Pour qu’un espace pérenne soit possible, sans doute faut-il respecter quelques règles communes. Le pluralisme politique est bien sûr la condition première. Mais il peut y en avoir d’autres :
-respecter les calendriers et les contraintes des uns et des autres.
– trouver la bonne manière d’agir pour ne mettre personne en porte-à-faux. Décider une manifestation n’a pas le même sens ou les mêmes contraintes pour un syndicat, une association et une force politique. Notamment lorsque le syndicalisme est déjà engagé dans un processus d’action.
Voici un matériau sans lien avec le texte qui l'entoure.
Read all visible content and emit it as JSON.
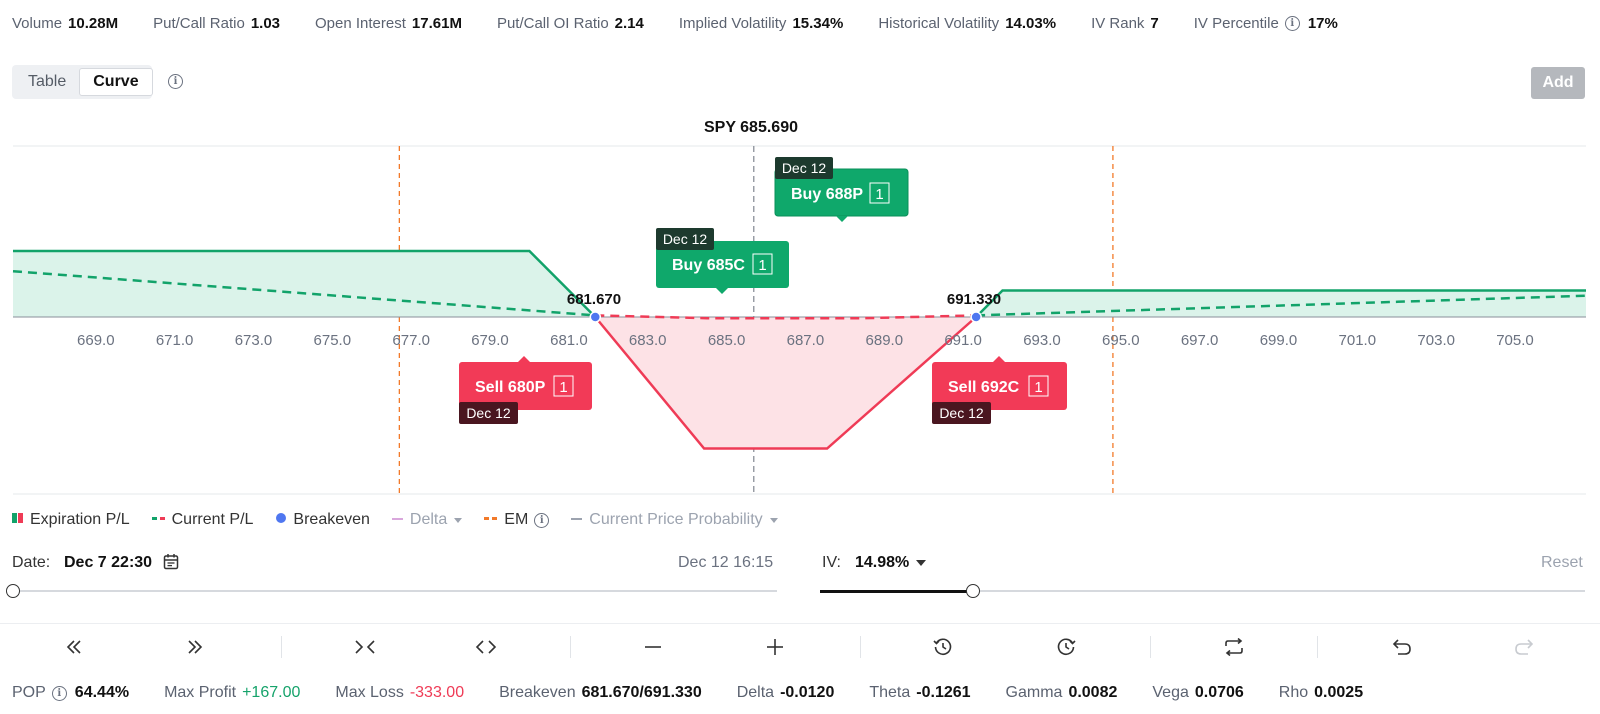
{
  "stats": [
    {
      "label": "Volume",
      "value": "10.28M"
    },
    {
      "label": "Put/Call Ratio",
      "value": "1.03"
    },
    {
      "label": "Open Interest",
      "value": "17.61M"
    },
    {
      "label": "Put/Call OI Ratio",
      "value": "2.14"
    },
    {
      "label": "Implied Volatility",
      "value": "15.34%"
    },
    {
      "label": "Historical Volatility",
      "value": "14.03%"
    },
    {
      "label": "IV Rank",
      "value": "7"
    },
    {
      "label": "IV Percentile",
      "value": "17%"
    }
  ],
  "view_toggle": {
    "table": "Table",
    "curve": "Curve",
    "active": "Curve"
  },
  "add_button": "Add",
  "chart": {
    "spot_label": "SPY 685.690",
    "spot_price": 685.69,
    "x_ticks": [
      "669.0",
      "671.0",
      "673.0",
      "675.0",
      "677.0",
      "679.0",
      "681.0",
      "683.0",
      "685.0",
      "687.0",
      "689.0",
      "691.0",
      "693.0",
      "695.0",
      "697.0",
      "699.0",
      "701.0",
      "703.0",
      "705.0"
    ],
    "x_range": [
      666.9,
      706.8
    ],
    "em_lines": [
      676.7,
      694.8
    ],
    "breakeven_low": "681.670",
    "breakeven_high": "691.330",
    "expiration_pl": [
      [
        666.9,
        167
      ],
      [
        680,
        167
      ],
      [
        681.67,
        0
      ],
      [
        684.43,
        -333
      ],
      [
        687.55,
        -333
      ],
      [
        691.33,
        0
      ],
      [
        692,
        67
      ],
      [
        706.8,
        67
      ]
    ],
    "current_pl": [
      [
        666.9,
        116
      ],
      [
        681.67,
        4
      ],
      [
        684.5,
        -3
      ],
      [
        688.5,
        -3
      ],
      [
        691.33,
        4
      ],
      [
        706.8,
        54
      ]
    ],
    "legs": [
      {
        "action": "Buy",
        "contract": "688P",
        "qty": "1",
        "expiry": "Dec 12",
        "color": "#0fa86b"
      },
      {
        "action": "Buy",
        "contract": "685C",
        "qty": "1",
        "expiry": "Dec 12",
        "color": "#0fa86b"
      },
      {
        "action": "Sell",
        "contract": "680P",
        "qty": "1",
        "expiry": "Dec 12",
        "color": "#f23a57"
      },
      {
        "action": "Sell",
        "contract": "692C",
        "qty": "1",
        "expiry": "Dec 12",
        "color": "#f23a57"
      }
    ],
    "colors": {
      "profit": "#12a36a",
      "loss": "#ef3b56",
      "profit_fill": "#dbf3ea",
      "loss_fill": "#fde2e6",
      "breakeven": "#4f77f0",
      "em": "#f27a2a"
    }
  },
  "legend": {
    "expiration_pl": "Expiration P/L",
    "current_pl": "Current P/L",
    "breakeven": "Breakeven",
    "delta": "Delta",
    "em": "EM",
    "current_price_probability": "Current Price Probability"
  },
  "controls": {
    "date_label": "Date:",
    "date_value": "Dec 7 22:30",
    "expiration_label": "Dec 12 16:15",
    "iv_label": "IV:",
    "iv_value": "14.98%",
    "iv_slider_fraction": 0.198,
    "reset": "Reset"
  },
  "toolbar_icons": [
    "double-chevron-left-icon",
    "double-chevron-right-icon",
    "collapse-icon",
    "expand-icon",
    "minus-icon",
    "plus-icon",
    "history-icon",
    "clock-forward-icon",
    "swap-icon",
    "undo-icon",
    "redo-icon"
  ],
  "bottom_stats": [
    {
      "label": "POP",
      "value": "64.44%",
      "info": true
    },
    {
      "label": "Max Profit",
      "value": "+167.00",
      "tone": "pos"
    },
    {
      "label": "Max Loss",
      "value": "-333.00",
      "tone": "neg"
    },
    {
      "label": "Breakeven",
      "value": "681.670/691.330"
    },
    {
      "label": "Delta",
      "value": "-0.0120"
    },
    {
      "label": "Theta",
      "value": "-0.1261"
    },
    {
      "label": "Gamma",
      "value": "0.0082"
    },
    {
      "label": "Vega",
      "value": "0.0706"
    },
    {
      "label": "Rho",
      "value": "0.0025"
    }
  ]
}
Il y a nécessité aussi de prendre le temps du débat sur le fond. Par exemple les débats qui ont surgi à la Fête de l’Humanité sur le « travail » et « l’assistance sociale » n’a pas le même sens sur le plan strictement politique (gagner des électeurs qui désertent le vote de gauche) ou sur le plan syndical : quelles sont les aspirations des salarié-es dans le travail « concret » d’aujourd’hui ? Quelle démocratie au travail ? Comment les jeunes vivent leur rapport au travail avec une exigence de sens pouvant aller jusqu’à la démission d’un CDI pour s’engager différemment et ailleurs ? Le collectif des Ateliers Travail et Démocratie (une assemblée a eu lieu le 24 septembre à la Bourse du travail de Paris), où participent universitaires et syndicalistes, visent à poser ces débats. Le rapport au travail devient progressivement un enjeu de premier ordre pour que le syndicalisme retrouve un espace d’écoute auprès des travailleurs et des travailleuses de tous âges.
La construction d’un langage commun pour une alternative désirable est un défi de grande ampleur à l’heure où le macronisme est repoussé et affaibli, mais où l’extrême-droite marque des points dans les couches populaires. Nous n’avons pas le droit à l’erreur.
Le groupe d’animation de Syndicollectif. 26-09-2022.